IDE problem - system locks and requires hard reset
Hi all I am (still) having problems with my system locking up randomly and requiring a hard reset (or even a power off for several seconds). This sometimes does not happen for a few days but sometimes does it every few minutes for a while. The system stops responding - even ctrl-alt-F2/del does not do anything. ctrl-alt-esc returns a corrupt graphics screen and nothing else happens. A hard reset usually works but sometimes the BIOS cannot recognize the IDE0 boot record and I have to power off the box for 20 seconds or so. I am using SuSE 8.1 with the latest athlon kernel (SuSE patched rpm version - k_athlon-2.4.19-167 I think). I have the KT333 VIA chipset with the 8235 southbridge, which has some issues, but that should have been addressed by the patched kernel. Examining /var/log/messages the kernel issues (sometimes, I guess if it has time before it cannot write to the disk at all) errors. Below is a typical set: Mar 8 10:36:59 system001 kernel: hda: status error: status=0x51 { DriveReady SeekComplete Error } Mar 8 10:36:59 system001 kernel: hda: status error: error=0x04 { DriveStatusError } Mar 8 10:36:59 system001 kernel: hda: no DRQ after issuing MULTWRITE Mar 8 10:36:59 system001 kernel: hda: status error: status=0x51 { DriveReady SeekComplete Error } Mar 8 10:36:59 system001 kernel: hda: status error: error=0x04 { DriveStatusError } Mar 8 10:36:59 system001 kernel: hda: no DRQ after issuing MULTWRITE Mar 8 10:36:59 system001 kernel: hda: status error: status=0x51 { DriveReady SeekComplete Error } Mar 8 10:36:59 system001 kernel: hda: status error: error=0x04 { DriveStatusError } Mar 8 10:36:59 system001 kernel: hda: no DRQ after issuing MULTWRITE Mar 8 10:36:59 system001 kernel: hda: status error: status=0x51 { DriveReady SeekComplete Error } Mar 8 10:36:59 system001 kernel: hda: status error: error=0x04 { DriveStatusError } Mar 8 10:36:59 system001 kernel: hda: no DRQ after issuing WRITE Mar 8 10:36:59 system001 kernel: ide0: reset: success After the ide0 reset is when the system totally locks I have tried a different HD and the same thing occurs. The system is fine under Windows (using a different HD in a caddy - and I have tried swapping the caddies too!). Does anyone have any ideas? I have turned off ACPI APIC APM - anything else I should try turning off?
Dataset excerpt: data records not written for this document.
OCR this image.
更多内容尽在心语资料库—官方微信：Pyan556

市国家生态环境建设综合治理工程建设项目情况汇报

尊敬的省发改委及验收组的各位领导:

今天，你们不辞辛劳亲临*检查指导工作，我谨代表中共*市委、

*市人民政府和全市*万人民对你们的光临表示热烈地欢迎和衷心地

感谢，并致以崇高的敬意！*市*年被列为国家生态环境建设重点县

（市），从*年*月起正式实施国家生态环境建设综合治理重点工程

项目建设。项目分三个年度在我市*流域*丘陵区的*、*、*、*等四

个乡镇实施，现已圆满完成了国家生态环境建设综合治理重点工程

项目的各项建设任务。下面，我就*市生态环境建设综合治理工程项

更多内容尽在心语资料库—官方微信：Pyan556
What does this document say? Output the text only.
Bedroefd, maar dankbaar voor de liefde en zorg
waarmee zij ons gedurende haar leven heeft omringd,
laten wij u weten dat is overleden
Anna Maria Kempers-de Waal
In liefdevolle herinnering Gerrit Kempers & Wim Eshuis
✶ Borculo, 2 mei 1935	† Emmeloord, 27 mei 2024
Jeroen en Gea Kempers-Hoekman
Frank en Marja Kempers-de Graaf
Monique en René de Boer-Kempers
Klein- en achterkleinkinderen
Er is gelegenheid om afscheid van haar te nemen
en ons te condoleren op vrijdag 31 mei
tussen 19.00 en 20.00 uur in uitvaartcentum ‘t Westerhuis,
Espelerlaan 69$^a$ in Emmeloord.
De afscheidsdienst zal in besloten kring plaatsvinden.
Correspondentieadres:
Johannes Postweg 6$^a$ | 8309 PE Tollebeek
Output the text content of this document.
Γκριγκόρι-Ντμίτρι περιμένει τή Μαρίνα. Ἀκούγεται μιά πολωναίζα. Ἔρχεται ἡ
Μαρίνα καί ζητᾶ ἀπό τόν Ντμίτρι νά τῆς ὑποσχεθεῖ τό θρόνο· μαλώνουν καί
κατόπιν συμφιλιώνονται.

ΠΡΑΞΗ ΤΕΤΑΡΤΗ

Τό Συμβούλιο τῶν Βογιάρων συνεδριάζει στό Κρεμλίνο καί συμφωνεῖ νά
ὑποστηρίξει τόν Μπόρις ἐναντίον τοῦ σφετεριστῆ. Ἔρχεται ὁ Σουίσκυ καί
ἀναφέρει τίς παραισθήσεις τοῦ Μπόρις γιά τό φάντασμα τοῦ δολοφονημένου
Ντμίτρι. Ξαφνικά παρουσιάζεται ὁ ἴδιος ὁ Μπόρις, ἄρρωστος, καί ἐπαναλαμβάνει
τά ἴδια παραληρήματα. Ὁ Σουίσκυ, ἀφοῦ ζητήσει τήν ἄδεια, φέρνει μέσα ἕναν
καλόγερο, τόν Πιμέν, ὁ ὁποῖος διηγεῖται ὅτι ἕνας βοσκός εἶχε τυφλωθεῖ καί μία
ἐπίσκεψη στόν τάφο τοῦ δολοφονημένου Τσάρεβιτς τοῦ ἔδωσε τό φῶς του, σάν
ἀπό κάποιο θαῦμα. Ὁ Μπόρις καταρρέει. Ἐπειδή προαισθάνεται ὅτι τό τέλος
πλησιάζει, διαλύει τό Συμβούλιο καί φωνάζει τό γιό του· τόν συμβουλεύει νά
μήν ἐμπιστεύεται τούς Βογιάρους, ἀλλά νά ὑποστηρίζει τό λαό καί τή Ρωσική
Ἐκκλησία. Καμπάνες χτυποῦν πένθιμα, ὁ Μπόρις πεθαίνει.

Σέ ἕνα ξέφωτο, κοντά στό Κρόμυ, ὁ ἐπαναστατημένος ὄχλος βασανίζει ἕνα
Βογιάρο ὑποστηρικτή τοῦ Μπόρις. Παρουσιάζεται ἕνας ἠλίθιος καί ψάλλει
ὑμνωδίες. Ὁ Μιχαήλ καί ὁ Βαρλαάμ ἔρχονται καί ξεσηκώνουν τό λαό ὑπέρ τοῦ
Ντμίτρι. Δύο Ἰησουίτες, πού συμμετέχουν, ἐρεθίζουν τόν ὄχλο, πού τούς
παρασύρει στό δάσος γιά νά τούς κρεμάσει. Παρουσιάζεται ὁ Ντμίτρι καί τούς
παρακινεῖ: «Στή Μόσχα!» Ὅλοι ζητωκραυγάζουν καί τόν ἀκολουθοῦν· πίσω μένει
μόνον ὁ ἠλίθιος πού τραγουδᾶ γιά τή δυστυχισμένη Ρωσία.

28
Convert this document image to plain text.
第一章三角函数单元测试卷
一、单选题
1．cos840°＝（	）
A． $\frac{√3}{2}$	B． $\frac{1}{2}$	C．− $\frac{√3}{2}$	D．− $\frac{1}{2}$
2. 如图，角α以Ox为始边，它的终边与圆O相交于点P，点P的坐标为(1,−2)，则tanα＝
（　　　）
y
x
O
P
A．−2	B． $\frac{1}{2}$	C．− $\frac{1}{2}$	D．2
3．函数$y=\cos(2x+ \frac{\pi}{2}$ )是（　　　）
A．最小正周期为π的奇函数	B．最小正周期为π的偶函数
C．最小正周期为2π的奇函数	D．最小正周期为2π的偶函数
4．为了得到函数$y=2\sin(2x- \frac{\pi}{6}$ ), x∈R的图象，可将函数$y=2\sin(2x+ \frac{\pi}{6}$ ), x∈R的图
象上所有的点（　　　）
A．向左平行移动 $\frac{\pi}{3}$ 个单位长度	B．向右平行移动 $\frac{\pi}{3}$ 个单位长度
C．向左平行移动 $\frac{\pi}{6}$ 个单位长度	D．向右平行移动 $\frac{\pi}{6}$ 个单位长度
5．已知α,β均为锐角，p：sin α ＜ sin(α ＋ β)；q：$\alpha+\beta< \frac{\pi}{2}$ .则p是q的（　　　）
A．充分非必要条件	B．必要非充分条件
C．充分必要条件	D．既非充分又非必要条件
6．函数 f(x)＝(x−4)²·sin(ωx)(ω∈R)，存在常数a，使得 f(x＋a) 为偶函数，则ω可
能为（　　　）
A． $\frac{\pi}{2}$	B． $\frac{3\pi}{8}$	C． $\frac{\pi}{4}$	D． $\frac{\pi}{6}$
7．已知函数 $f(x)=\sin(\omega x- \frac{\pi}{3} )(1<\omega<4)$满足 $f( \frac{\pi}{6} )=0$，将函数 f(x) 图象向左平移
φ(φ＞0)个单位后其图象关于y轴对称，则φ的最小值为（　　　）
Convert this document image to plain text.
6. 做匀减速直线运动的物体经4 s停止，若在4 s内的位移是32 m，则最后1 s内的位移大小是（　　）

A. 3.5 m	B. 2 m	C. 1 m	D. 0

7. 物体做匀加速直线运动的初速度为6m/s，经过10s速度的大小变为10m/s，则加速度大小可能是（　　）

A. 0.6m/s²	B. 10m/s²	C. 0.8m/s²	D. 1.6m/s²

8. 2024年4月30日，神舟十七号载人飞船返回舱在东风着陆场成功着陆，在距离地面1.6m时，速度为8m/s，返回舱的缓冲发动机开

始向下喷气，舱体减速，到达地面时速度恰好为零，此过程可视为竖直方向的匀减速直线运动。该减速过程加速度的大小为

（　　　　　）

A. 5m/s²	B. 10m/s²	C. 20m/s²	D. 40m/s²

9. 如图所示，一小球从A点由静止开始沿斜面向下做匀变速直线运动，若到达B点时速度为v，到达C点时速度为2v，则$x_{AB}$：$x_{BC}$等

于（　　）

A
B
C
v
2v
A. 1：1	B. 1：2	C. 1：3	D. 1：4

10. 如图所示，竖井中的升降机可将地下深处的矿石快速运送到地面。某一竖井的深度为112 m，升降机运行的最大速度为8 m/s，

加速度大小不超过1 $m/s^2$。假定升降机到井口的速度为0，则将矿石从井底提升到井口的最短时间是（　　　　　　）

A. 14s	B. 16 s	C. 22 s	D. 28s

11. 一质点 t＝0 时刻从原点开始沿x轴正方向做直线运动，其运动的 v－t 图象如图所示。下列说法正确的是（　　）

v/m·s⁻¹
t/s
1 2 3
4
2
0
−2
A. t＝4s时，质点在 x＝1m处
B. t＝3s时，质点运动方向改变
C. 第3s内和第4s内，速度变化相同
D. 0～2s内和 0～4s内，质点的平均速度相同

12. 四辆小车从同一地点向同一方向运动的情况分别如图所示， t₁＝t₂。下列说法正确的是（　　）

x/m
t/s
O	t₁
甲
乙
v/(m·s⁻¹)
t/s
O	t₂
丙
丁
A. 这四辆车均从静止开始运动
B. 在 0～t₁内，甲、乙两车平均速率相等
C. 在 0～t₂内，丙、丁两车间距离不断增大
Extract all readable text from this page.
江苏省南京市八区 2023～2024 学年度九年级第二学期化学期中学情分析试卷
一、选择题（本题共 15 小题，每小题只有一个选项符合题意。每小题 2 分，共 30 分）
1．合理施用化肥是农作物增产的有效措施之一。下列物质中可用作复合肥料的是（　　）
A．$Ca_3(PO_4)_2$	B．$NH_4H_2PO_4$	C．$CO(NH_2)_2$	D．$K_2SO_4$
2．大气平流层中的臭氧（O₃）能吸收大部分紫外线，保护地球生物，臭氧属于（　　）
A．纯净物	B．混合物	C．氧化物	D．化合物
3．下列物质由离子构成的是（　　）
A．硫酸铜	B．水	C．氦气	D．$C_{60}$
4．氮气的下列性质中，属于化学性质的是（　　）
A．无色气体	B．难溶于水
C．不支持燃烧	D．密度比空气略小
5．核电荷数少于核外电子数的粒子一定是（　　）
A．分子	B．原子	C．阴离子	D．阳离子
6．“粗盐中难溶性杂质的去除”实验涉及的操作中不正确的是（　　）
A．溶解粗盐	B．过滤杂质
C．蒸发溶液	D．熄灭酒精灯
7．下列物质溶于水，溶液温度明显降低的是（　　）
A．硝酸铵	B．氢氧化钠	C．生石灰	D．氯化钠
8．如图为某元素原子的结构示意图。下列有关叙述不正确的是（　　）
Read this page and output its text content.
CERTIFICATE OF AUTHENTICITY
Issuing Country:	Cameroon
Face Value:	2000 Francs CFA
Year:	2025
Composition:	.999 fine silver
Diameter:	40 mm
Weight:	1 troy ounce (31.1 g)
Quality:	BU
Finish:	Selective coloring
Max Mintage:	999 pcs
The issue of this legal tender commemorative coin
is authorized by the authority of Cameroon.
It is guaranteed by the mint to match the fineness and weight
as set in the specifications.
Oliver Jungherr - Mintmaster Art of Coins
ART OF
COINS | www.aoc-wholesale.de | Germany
I have the DMA mode to "force off" in Yast2. Yours -- Ray
I had something similar which bugged me for months, but involved not the ide hd's, but the cdrom and cdrw on the second ide channel (hdc and hdd). I have a Pioneer cdrom drive (hdc) as master and an Aopen cdrw (hdd) as slave. Ide-scsi is used for the cdrw. Everything would work fine for some time, and then I would hear the cdrom drive being accessed for no reason, and have a whole bunch of errors very similar to what you reported. The only solution was to reboot, and then the machine would freeze at the hd detection stage and I would have a white vertical line accross the screen. I sometime had to stop and restart 30 times before the machine would restart, or leave it switched off for some time, then restart. I first suspected a motherboard problem, but the problem remained after I moved from an MSI to an Epox. I then changed my video card, to no avail. The problem only disappeared when I removed the two cd drives, and changed from master/slave to cable select on both drives. Since then, everything has been fine. I don't know if this makes any sense, I just know that my ploblem has disappeared. FX -- ______________________ Courtesy of SuSE Linux http://www.nibz.org
On Saturday 08 March 2003 15:24, FX Fraipont wrote:
I had something similar which bugged me for months, but involved not the ide hd's, but the cdrom and cdrw on the second ide channel (hdc and hdd). I have a Pioneer cdrom drive (hdc) as master and an Aopen cdrw (hdd) as slave. Ide-scsi is used for the cdrw.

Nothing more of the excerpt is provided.